Ilumination Entertainment, an arm of Universal, is backing a feature with Gervais voicing the lead character and a script co-written by Matt Selman of The Simpsons ...
Greg Ford at Bright Lights Film Journal presents us with a nuanced review of Tex Avery's cartoon career:
... Warners artists, Avery first among them, were willing to wed [the] Disney-fashioned mode of animation to a freer, more expressively distortive type of tempo, filled with yank-forwards and jolt-stops — a wildly fractured, herky-jerky character movement that Disney's own people, with their leanings toward a natural fluidity in animation, wherein the seriated drawings fall more uniformly, trippingly and continuously upon each other, seldom would apply.
... Avery's pics confirm an always-lingering suspicion that the many radical plays with movie syntax and the numerous distancing techniques employed in '60s live-action films, of "New Wave Cinema" extraction, were, in fact, first invented, and used for purely comic effect, in animated cartoons ...

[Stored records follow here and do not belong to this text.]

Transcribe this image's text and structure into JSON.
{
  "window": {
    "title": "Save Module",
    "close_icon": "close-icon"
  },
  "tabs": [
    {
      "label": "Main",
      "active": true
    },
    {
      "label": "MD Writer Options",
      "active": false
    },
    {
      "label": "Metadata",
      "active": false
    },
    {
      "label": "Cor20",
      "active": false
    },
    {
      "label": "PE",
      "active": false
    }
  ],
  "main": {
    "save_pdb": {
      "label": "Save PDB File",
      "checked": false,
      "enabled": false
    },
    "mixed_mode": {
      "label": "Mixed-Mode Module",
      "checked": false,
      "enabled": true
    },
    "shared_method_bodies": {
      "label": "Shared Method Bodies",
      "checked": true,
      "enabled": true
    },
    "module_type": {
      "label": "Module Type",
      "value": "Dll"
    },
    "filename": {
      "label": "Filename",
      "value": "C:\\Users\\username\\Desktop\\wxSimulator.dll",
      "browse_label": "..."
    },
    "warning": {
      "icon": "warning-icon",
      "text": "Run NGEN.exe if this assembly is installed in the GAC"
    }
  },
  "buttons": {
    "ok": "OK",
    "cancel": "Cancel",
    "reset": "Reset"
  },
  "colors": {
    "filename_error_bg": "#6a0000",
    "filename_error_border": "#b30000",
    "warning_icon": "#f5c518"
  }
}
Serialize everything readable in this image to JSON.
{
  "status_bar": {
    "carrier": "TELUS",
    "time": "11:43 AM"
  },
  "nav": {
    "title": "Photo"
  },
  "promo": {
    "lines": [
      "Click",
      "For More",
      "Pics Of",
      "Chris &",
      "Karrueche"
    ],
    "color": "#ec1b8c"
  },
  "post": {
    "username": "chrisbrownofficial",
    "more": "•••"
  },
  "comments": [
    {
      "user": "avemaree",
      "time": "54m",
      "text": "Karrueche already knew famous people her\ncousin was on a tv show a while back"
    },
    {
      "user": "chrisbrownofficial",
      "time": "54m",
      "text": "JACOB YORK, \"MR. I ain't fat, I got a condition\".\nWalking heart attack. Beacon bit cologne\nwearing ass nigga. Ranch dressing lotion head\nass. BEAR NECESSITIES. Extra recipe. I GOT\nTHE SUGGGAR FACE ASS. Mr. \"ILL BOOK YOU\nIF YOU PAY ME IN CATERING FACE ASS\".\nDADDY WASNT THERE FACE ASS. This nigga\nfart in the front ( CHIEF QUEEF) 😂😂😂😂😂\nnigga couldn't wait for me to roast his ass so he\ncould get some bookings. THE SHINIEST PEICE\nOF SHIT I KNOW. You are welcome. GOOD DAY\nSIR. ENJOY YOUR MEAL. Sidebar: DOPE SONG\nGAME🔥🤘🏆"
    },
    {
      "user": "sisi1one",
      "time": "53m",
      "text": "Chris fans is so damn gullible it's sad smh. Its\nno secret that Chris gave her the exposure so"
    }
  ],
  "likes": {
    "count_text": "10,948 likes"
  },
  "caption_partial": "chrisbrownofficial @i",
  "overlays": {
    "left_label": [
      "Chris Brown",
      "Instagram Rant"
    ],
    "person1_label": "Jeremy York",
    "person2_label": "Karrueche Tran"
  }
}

Newsarama posts a tribute to the end of the long-running teevee series Foster's Home for Imaginary Friends:
... “It’s kind of bittersweet,” [creator Craig] McCracken acknowledges. “It’s sad that it’s over but nice that I can slow down a bit and breathe. I still love the show and the characters but during that last season we were really struggling to keep the show fresh and not repeat ourselves. Though I am incredibly proud of all the work we did, even up to the very end I feel we had some really solid and funny shows.” ...

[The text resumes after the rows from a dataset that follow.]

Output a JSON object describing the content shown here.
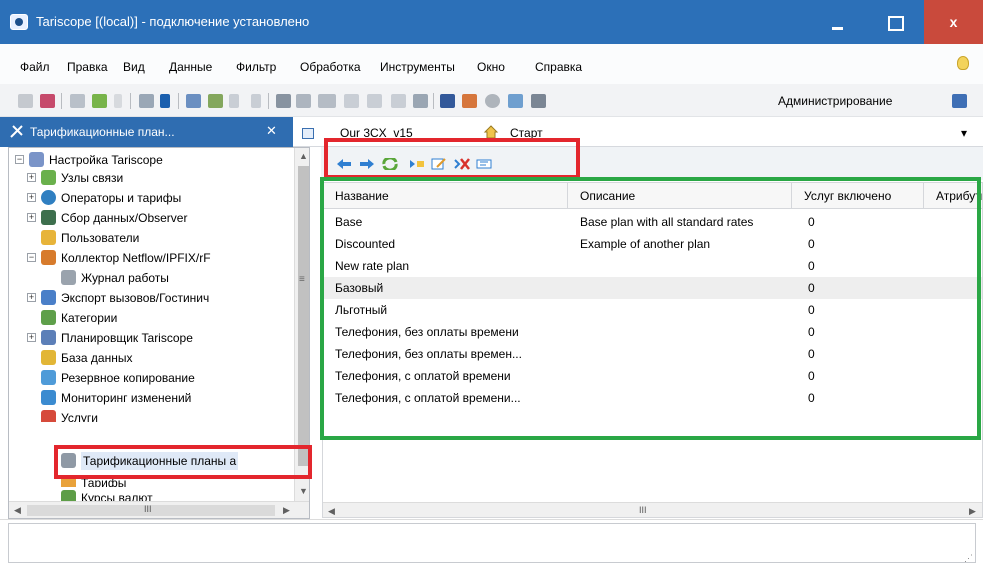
{
  "window": {
    "title": "Tariscope [(local)] - подключение установлено",
    "close_glyph": "x"
  },
  "menu": [
    "Файл",
    "Правка",
    "Вид",
    "Данные",
    "Фильтр",
    "Обработка",
    "Инструменты",
    "Окно",
    "Справка"
  ],
  "toolbar": {
    "administration_label": "Администрирование"
  },
  "tabs": [
    {
      "label": "Тарификационные план...",
      "close": "✕",
      "icon": "gear-tools-icon"
    },
    {
      "label": "Our 3CX_v15",
      "icon": "table-icon"
    },
    {
      "label": "Старт",
      "icon": "home-icon"
    }
  ],
  "tab_overflow_glyph": "▾",
  "tree": {
    "items": [
      {
        "label": "Настройка Tariscope",
        "expander": "−",
        "icon": "settings-icon",
        "color": "#7a94c8"
      },
      {
        "label": "Узлы связи",
        "expander": "+",
        "icon": "nodes-icon",
        "color": "#6ab04c"
      },
      {
        "label": "Операторы и тарифы",
        "expander": "+",
        "icon": "globe-icon",
        "color": "#2f7fc1"
      },
      {
        "label": "Сбор данных/Observer",
        "expander": "+",
        "icon": "observer-icon",
        "color": "#3d6f4d"
      },
      {
        "label": "Пользователи",
        "expander": "",
        "icon": "key-icon",
        "color": "#e7b43a"
      },
      {
        "label": "Коллектор Netflow/IPFIX/rF",
        "expander": "−",
        "icon": "network-icon",
        "color": "#d77b2c"
      },
      {
        "label": "Журнал работы",
        "expander": "",
        "icon": "log-icon",
        "color": "#9aa3ad"
      },
      {
        "label": "Экспорт вызовов/Гостинич",
        "expander": "+",
        "icon": "export-icon",
        "color": "#4a7fc8"
      },
      {
        "label": "Категории",
        "expander": "",
        "icon": "categories-icon",
        "color": "#5e9f4a"
      },
      {
        "label": "Планировщик Tariscope",
        "expander": "+",
        "icon": "scheduler-icon",
        "color": "#5c7fb8"
      },
      {
        "label": "База данных",
        "expander": "",
        "icon": "database-icon",
        "color": "#e2b636"
      },
      {
        "label": "Резервное копирование",
        "expander": "",
        "icon": "backup-icon",
        "color": "#4f9bd8"
      },
      {
        "label": "Мониторинг изменений",
        "expander": "",
        "icon": "monitoring-icon",
        "color": "#3b8bd0"
      },
      {
        "label": "Услуги",
        "expander": "",
        "icon": "services-icon",
        "color": "#d64a3b"
      },
      {
        "label": "Тарификационные планы а",
        "expander": "",
        "icon": "rate-plans-icon",
        "color": "#8f99a5",
        "selected": true
      },
      {
        "label": "Тарифы",
        "expander": "",
        "icon": "tariffs-icon",
        "color": "#e9a23b"
      },
      {
        "label": "Курсы валют",
        "expander": "",
        "icon": "currency-icon",
        "color": "#5d9d47"
      }
    ],
    "scroll_grip": "≡",
    "hscroll_grip": "III"
  },
  "grid": {
    "columns": [
      "Название",
      "Описание",
      "Услуг включено",
      "Атрибуты"
    ],
    "rows": [
      {
        "name": "Base",
        "description": "Base plan with all standard rates",
        "services": "0"
      },
      {
        "name": "Discounted",
        "description": "Example of another plan",
        "services": "0"
      },
      {
        "name": "New rate plan",
        "description": "",
        "services": "0"
      },
      {
        "name": "Базовый",
        "description": "",
        "services": "0",
        "highlight": true
      },
      {
        "name": "Льготный",
        "description": "",
        "services": "0"
      },
      {
        "name": "Телефония, без оплаты времени",
        "description": "",
        "services": "0"
      },
      {
        "name": "Телефония, без оплаты времен...",
        "description": "",
        "services": "0"
      },
      {
        "name": "Телефония, с оплатой времени",
        "description": "",
        "services": "0"
      },
      {
        "name": "Телефония, с оплатой времени...",
        "description": "",
        "services": "0"
      }
    ],
    "hscroll_grip": "III"
  },
  "scroll_arrows": {
    "up": "▲",
    "down": "▼",
    "left": "◀",
    "right": "▶"
  },
  "status": {
    "sizegrip": "⋰"
  },
  "colors": {
    "titlebar": "#2c70b8",
    "active_tab": "#2f6db1",
    "annotation_red": "#e3262d",
    "annotation_green": "#2aa745"
  }
}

Add On: Fred Siebert informs TAG (via e-mail) of newer happenings in Wubbz World:
... Beyoncé ... as the voice of Shine, the lead singer of The Wubb Girlz -- in Wubbzy's first original movie ... debuts Friday, May 1 ... on Nick Jr.
Nickelodeon/Noggin kicked the series' second season to a ratings boost of 50% from last year, and ended the last quarter of 2008 as the number two pre-school show on all of television. And, at the same time, the debut DVDs hit the shelves and was in the Top 3 of kids video sales ...

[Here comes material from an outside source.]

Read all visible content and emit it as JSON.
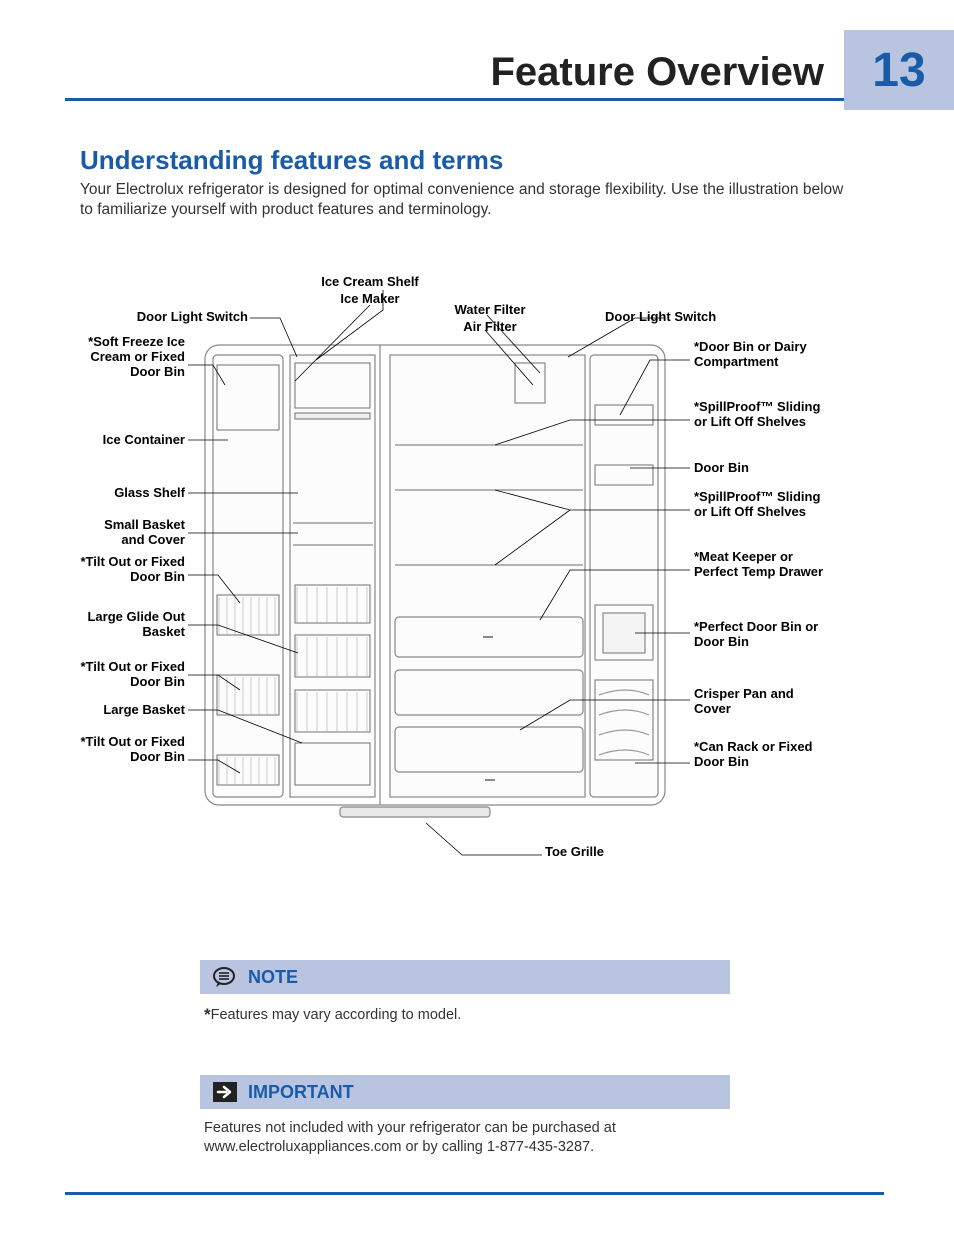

(And yeah, it's an item that kind of screams "For Immediate Release!" at you, but it's got some news embedded inside the boosterism ...)
You're in the home stretch of the workweek. Take a deep breath and sprint to the finish ... or something.
2 comments:
Really you can't complete with Disney-Pixar/DreamWorks "duopoly." Blue Sky sometimes cracks in, but without Ice Age they ain't nothing that great. To become big now is tough, and invest in smaller or independent animated films is stupid (too many examples). A studio needs a bankable franchise to keep it alive, like DWA's Shrek and Madagascar, Pixar's Toy Story, BSA's Ice Age. The Simpsons would have been bombed had it not for its ten-year show. Even Wallace and Gromit isn't enough in the US. Good luck to those who try.
Those comments about Wubbzy's numbers are way off base. Dora and Mickey Mouse Clubhouse consistently beat it. Sometimes boosterism=bogus.